1. Abundant and Renewable: Fungi are readily available and can be grown on various inexpensive substrates, making them a sustainable alternative to traditional sorbents.
2. High Binding Capacity: Fungal cell walls are rich in polysaccharides, proteins, and chitin, which possess numerous functional groups (like carboxyl, hydroxyl, amino, and phosphate) that can bind heavy metals, dyes, and other pollutants through various mechanisms like:
* Ionic interaction: Functional groups on the fungal cell wall can interact with charged pollutants.
* Chelation: Metal ions can be bound by multiple functional groups forming stable complexes.
* Surface adsorption: Pollutants can adhere to the surface of the fungal biomass through van der Waals forces or hydrophobic interactions.
3. Versatility and Adaptability: Different fungal species exhibit unique binding affinities for specific pollutants. This allows for the selection of fungi based on the target contaminant.
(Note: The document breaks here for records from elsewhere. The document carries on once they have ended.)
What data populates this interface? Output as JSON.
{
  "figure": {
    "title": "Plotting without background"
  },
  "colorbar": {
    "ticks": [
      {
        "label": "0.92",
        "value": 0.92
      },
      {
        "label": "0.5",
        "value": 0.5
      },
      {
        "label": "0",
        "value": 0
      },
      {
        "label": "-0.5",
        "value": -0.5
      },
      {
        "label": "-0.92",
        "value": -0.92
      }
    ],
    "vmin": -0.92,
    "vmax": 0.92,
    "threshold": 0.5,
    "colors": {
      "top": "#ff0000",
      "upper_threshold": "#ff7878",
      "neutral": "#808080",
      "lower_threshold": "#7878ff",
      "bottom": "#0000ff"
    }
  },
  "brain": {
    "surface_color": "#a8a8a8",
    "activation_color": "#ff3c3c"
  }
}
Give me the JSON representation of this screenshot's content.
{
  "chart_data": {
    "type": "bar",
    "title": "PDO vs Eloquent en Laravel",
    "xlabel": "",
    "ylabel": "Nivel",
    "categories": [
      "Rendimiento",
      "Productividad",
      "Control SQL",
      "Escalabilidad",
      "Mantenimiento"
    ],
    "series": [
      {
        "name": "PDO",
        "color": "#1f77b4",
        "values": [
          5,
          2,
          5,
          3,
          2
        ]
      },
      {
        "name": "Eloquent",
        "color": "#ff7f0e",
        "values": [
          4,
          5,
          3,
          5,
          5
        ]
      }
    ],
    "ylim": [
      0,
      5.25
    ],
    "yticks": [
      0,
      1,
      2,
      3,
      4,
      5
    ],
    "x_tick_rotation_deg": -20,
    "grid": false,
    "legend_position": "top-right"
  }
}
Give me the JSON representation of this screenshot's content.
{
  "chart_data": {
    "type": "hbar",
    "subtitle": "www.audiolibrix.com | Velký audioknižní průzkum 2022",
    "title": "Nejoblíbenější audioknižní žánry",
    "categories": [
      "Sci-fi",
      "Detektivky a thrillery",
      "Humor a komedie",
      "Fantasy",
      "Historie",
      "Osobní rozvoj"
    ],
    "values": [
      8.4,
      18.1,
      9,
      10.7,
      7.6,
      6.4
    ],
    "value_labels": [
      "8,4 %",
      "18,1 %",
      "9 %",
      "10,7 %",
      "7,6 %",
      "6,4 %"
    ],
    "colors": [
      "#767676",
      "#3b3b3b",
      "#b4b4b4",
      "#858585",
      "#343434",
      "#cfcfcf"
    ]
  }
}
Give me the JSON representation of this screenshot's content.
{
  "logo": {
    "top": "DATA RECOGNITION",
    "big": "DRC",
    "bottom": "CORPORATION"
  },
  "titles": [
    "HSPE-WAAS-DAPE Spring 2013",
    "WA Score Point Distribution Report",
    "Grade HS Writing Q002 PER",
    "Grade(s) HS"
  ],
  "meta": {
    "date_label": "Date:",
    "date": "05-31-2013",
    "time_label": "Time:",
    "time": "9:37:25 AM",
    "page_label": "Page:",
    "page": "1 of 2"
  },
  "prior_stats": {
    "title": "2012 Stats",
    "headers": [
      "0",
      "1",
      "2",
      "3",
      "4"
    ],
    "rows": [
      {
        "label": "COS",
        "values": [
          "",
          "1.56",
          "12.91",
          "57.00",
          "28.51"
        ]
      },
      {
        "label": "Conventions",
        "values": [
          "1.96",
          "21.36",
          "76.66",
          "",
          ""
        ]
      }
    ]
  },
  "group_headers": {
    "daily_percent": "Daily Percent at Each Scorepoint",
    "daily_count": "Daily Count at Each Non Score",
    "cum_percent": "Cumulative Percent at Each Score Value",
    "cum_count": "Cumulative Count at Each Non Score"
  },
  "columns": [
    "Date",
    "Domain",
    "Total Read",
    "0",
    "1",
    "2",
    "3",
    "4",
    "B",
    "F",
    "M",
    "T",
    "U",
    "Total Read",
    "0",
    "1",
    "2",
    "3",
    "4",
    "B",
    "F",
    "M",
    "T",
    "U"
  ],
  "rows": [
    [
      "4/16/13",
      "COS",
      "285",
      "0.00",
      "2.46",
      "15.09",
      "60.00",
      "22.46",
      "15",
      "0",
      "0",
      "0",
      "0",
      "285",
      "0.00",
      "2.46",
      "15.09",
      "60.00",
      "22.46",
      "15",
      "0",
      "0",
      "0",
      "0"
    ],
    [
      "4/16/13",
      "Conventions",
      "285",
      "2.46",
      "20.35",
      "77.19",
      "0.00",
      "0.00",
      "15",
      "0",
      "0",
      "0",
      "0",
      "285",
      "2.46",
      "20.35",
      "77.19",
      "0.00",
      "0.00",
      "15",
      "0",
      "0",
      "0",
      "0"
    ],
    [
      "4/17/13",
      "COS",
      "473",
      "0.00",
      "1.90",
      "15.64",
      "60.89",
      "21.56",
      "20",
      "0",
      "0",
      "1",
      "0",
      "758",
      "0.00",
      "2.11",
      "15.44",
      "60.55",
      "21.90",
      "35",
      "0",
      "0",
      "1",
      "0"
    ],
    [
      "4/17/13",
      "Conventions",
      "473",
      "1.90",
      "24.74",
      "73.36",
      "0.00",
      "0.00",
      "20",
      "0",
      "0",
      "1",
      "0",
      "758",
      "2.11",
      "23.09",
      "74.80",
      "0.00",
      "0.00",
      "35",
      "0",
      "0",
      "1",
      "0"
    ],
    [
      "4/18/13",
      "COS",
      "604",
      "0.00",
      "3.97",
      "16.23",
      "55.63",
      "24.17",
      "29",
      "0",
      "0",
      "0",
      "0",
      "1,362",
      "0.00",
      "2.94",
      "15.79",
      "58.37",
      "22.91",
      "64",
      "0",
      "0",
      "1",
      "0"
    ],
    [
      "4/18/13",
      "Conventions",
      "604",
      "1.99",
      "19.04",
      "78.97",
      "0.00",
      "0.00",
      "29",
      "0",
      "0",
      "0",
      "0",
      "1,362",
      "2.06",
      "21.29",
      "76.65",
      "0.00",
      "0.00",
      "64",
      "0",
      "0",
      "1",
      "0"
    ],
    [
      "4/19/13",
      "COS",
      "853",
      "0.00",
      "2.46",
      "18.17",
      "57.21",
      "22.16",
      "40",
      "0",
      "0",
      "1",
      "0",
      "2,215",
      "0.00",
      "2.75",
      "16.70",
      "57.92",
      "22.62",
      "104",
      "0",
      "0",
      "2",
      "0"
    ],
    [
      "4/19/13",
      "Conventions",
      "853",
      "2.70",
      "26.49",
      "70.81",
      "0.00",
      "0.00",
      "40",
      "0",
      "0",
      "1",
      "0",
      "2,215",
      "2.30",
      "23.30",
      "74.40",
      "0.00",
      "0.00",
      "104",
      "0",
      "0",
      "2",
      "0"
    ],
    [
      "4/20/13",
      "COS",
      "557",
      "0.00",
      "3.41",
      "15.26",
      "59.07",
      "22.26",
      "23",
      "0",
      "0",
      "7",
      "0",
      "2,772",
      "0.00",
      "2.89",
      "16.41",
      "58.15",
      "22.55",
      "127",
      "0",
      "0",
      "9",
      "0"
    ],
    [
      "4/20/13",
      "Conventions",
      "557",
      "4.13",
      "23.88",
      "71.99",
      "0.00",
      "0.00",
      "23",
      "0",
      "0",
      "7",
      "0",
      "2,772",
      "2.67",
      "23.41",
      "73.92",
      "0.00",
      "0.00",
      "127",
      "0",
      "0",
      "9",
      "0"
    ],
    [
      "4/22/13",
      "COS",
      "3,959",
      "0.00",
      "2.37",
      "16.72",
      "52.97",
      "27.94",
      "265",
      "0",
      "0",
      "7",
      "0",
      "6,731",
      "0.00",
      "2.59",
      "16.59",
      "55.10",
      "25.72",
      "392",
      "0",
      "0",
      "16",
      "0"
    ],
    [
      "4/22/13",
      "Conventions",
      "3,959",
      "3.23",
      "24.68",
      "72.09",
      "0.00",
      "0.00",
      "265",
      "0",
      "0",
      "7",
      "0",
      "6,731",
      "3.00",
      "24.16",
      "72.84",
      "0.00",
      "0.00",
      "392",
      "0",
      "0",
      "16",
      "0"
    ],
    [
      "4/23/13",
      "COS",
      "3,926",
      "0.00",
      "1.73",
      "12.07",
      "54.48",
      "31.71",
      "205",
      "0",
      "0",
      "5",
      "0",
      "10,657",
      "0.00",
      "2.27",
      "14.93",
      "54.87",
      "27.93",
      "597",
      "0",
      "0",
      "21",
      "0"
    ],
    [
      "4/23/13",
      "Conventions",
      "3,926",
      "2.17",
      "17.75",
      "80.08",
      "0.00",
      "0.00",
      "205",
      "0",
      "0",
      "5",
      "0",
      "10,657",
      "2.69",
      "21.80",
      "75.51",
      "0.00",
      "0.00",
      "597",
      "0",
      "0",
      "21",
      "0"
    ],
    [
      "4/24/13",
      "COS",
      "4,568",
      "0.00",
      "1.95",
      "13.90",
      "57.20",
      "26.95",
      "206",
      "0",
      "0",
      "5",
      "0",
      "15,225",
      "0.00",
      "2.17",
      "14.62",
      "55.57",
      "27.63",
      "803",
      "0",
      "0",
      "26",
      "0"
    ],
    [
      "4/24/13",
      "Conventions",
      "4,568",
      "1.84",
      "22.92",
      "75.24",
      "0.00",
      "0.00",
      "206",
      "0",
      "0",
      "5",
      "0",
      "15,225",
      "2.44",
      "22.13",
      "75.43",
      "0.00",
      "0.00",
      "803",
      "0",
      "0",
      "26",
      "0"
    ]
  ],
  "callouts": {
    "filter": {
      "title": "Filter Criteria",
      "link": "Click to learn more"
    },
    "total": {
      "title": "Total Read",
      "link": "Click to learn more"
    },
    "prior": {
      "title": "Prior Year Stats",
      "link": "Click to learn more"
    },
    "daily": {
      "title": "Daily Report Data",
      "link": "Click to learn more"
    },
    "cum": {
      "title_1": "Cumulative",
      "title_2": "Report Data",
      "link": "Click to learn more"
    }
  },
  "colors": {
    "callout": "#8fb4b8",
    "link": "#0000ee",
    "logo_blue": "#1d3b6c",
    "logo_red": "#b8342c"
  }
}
Furthermore, fungal biomass can be modified through various techniques like:
* Pretreatment: Processes like acid or alkali treatments can enhance the binding capacity by increasing the availability of functional groups.
* Immobilization: Fungal biomass can be immobilized onto various supports like membranes, beads, or carriers, enhancing its stability and reusability.
4. Cost-effectiveness: Compared to traditional sorbents like activated carbon, fungal biomass is often more cost-effective due to its low production cost and abundance.
5. Biocompatibility: Fungal biomass is biodegradable and non-toxic, making it environmentally friendly for wastewater treatment applications.
In summary, fungal biomass's abundance, high binding capacity, versatility, cost-effectiveness, and biocompatibility make it a promising material for biosorption applications, offering an eco-friendly and sustainable solution for removing pollutants from various environments.